Six months ago, inspired by this inadvertent deconstruction of celebrity, I began writing to artists, writers, actors, and political figures asking them to sign my autograph. A simple enough premise, intended to both examine celebrity—what does it mean that Yoko Ono signed the name of a complete unknown? And what is the value of that signature?—and celebrate those who have shaped my beliefs. I’ve considered what these responses might mean to me—it’s Zen-like, this repetition; it’s egotistical; it’s a way of stealing energy from those I respect; it fits into an art historical context alongside explorations by Richard Prince, Bruce Conner, Alan Berliner, and others. But in the end, as much as I wanted the project to critique one aspect of the “society of the spectacle,” I’m always left with the selfish glow of excitement: someone famous signed my name.
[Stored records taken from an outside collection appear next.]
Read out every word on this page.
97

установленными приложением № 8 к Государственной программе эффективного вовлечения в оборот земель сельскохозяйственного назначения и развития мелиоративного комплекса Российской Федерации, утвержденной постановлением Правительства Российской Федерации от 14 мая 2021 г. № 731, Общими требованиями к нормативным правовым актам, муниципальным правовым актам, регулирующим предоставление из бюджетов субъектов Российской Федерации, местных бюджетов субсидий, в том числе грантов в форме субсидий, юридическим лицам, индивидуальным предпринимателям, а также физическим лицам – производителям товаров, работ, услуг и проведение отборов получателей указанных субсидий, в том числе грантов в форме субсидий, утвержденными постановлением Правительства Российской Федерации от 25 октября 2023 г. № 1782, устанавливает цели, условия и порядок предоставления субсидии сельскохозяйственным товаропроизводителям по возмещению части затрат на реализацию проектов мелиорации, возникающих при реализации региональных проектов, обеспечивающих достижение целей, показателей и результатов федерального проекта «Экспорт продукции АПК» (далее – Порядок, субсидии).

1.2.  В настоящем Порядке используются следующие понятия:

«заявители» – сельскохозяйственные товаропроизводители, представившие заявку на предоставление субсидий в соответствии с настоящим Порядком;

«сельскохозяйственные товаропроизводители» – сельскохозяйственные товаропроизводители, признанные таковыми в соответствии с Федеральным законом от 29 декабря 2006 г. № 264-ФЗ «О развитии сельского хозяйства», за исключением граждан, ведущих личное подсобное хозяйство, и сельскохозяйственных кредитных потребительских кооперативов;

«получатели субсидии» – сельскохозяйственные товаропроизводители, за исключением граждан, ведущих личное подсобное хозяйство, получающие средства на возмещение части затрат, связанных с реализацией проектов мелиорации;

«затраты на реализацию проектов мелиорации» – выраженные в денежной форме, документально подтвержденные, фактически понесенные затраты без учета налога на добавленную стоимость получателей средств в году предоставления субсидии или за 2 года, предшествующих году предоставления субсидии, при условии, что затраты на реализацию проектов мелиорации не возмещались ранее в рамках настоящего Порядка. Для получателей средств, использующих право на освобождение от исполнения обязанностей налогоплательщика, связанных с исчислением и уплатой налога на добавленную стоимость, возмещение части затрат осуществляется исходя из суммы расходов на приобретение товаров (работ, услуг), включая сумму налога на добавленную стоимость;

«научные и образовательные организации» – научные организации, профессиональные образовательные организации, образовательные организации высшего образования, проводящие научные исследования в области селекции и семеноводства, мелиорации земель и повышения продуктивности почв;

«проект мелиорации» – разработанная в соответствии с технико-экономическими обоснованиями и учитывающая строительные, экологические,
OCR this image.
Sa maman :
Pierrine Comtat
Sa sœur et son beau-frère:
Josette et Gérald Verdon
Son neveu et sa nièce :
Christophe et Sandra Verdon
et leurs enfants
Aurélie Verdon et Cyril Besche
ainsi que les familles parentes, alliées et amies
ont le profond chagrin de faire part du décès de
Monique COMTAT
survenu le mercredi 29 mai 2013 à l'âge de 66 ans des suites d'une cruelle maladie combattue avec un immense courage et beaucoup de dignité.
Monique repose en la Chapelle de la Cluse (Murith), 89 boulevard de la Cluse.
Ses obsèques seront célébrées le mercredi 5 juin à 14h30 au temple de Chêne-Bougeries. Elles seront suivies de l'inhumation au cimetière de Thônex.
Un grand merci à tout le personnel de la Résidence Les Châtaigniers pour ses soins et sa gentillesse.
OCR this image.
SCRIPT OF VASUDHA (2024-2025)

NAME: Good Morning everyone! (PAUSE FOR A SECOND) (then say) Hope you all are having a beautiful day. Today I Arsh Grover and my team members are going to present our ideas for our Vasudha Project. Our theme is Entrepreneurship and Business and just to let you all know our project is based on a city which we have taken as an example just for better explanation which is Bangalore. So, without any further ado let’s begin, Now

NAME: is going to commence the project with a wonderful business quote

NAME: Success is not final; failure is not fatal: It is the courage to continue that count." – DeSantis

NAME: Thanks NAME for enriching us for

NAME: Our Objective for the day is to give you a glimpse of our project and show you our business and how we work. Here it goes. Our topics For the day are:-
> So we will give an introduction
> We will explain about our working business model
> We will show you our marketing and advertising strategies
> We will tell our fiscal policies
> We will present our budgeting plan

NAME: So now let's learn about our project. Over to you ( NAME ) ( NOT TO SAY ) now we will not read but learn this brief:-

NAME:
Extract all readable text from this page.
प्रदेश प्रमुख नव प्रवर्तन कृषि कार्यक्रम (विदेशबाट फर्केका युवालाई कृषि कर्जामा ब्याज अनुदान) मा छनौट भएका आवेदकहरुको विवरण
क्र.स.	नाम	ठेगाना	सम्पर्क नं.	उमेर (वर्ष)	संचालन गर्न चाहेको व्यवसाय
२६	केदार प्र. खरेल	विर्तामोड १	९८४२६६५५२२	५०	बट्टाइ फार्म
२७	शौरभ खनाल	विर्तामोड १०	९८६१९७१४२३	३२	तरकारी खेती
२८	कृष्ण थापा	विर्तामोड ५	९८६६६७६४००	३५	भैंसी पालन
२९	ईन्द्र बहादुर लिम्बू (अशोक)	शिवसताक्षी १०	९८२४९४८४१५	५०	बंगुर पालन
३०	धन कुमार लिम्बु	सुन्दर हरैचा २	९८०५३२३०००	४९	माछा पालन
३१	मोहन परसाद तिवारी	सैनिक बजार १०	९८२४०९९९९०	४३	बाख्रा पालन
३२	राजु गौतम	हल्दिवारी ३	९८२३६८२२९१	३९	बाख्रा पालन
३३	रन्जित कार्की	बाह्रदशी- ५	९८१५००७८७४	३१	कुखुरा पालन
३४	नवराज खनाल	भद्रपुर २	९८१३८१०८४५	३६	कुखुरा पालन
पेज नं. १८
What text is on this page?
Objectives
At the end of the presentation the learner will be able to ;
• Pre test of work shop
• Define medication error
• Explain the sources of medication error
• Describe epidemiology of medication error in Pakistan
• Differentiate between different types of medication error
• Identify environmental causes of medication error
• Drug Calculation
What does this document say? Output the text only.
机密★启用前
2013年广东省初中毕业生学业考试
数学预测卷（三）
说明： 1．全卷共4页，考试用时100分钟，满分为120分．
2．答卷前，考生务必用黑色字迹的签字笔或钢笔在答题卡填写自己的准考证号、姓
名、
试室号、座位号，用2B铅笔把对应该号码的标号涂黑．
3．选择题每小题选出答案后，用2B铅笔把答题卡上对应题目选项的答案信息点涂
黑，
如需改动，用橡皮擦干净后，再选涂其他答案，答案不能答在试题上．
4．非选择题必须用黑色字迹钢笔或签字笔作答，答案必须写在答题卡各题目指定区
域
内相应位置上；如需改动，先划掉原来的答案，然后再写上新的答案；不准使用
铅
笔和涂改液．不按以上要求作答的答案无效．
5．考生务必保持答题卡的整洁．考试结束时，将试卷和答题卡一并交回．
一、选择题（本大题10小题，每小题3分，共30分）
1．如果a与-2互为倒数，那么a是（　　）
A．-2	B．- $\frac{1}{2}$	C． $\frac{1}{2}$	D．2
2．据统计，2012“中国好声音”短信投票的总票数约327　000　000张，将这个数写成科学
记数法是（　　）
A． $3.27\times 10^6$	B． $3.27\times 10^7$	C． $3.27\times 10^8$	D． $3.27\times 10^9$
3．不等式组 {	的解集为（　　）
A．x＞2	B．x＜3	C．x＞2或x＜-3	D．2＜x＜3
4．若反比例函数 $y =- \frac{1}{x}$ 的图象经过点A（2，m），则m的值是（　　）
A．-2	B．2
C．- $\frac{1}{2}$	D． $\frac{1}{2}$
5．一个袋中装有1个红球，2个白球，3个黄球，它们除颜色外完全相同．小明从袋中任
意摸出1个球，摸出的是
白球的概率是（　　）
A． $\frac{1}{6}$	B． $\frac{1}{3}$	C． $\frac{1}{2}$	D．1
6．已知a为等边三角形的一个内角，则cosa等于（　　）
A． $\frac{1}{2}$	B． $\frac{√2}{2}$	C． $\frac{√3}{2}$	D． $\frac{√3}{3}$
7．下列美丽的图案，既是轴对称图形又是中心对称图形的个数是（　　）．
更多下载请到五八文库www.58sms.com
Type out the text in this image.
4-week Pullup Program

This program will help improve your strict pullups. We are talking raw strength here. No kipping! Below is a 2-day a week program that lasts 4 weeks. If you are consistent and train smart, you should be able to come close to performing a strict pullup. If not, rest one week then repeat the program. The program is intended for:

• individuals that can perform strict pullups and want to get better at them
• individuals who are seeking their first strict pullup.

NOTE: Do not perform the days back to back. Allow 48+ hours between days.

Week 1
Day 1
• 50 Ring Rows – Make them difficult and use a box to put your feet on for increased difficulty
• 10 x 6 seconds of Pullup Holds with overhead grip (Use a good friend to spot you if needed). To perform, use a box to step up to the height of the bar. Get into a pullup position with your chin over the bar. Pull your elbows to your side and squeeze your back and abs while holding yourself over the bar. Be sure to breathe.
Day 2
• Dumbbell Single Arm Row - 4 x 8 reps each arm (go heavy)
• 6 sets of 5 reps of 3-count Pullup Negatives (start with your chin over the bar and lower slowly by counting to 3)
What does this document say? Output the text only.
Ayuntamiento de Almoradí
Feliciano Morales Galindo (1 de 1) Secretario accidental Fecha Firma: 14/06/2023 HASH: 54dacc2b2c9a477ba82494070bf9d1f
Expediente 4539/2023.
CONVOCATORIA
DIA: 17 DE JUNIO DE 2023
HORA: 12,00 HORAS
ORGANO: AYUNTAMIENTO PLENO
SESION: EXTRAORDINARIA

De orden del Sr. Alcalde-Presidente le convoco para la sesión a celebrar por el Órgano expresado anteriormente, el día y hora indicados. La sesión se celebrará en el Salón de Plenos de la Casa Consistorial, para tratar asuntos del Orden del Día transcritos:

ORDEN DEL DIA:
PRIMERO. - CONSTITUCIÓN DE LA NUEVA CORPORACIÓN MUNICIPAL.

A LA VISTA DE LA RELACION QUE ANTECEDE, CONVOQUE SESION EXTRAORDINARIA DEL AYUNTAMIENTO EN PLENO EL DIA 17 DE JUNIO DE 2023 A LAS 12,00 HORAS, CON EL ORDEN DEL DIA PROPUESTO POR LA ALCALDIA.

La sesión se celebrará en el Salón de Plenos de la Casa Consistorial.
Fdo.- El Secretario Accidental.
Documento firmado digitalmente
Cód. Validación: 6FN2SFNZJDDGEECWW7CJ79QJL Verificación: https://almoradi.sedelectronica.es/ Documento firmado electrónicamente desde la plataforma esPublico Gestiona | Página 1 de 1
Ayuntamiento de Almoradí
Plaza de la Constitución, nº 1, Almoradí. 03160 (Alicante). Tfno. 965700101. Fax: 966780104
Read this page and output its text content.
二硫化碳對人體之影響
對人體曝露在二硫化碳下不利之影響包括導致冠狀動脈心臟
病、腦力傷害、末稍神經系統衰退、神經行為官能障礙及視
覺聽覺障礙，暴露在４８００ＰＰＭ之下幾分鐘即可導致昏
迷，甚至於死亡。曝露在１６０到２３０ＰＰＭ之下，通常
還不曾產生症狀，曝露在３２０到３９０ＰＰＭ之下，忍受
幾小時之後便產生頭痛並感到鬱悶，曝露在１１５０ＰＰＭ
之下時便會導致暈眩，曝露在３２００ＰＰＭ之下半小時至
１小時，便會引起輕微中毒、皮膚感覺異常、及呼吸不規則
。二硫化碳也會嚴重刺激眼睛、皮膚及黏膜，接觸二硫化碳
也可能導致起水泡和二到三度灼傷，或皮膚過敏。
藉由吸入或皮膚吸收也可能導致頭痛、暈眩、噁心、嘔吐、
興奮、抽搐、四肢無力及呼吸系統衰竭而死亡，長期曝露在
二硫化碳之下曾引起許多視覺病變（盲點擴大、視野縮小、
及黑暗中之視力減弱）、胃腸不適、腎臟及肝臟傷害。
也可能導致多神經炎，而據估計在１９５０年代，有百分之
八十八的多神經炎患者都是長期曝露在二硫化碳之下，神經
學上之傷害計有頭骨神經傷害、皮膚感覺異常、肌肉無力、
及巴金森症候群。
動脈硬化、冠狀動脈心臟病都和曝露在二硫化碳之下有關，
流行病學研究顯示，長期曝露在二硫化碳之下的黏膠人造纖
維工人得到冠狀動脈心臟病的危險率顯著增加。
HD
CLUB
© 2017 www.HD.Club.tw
More than 50 celebrities have so far contributed to the project, and another 40 either didn’t understand it and signed their own names (damn you, James Brown!), or left the autograph business to their handlers, who mailed out preprinted 8x10s. (A rare response: Mikhail Baryshnikov, who took the time to write, “Not interested. Thank you”—a full four syllables longer than my name.)
Here is a sampling of those who’ve participated.
1. Edward O. Wilson, 2. Frank Gehry, 3. Ben Sidran, 4. Billy Bragg, 5. Jenny Holzer, 6. Bonnie Blair, 7. Yoko Ono, 8. Annie Sprinkle, 9. Kim Gordon, 10. Laurie Anderson, 11. Spalding Gray, 12. Maya Lin, 13. Doris (GrannyD) Haddock, 14. Pat Buchanan, 15. David Sedaris, 16. Henry Louis Gates, 17. Fats Domino, 18. Sen. Paul Wellstone, 19. Naomi Klein, 20. Merce Cunningham, 21. Winona LaDuke.
Paul Schmelzer lives in Minneapolis and writes on art and activism for publications including Adbusters, the Progressive, and Raw Vision.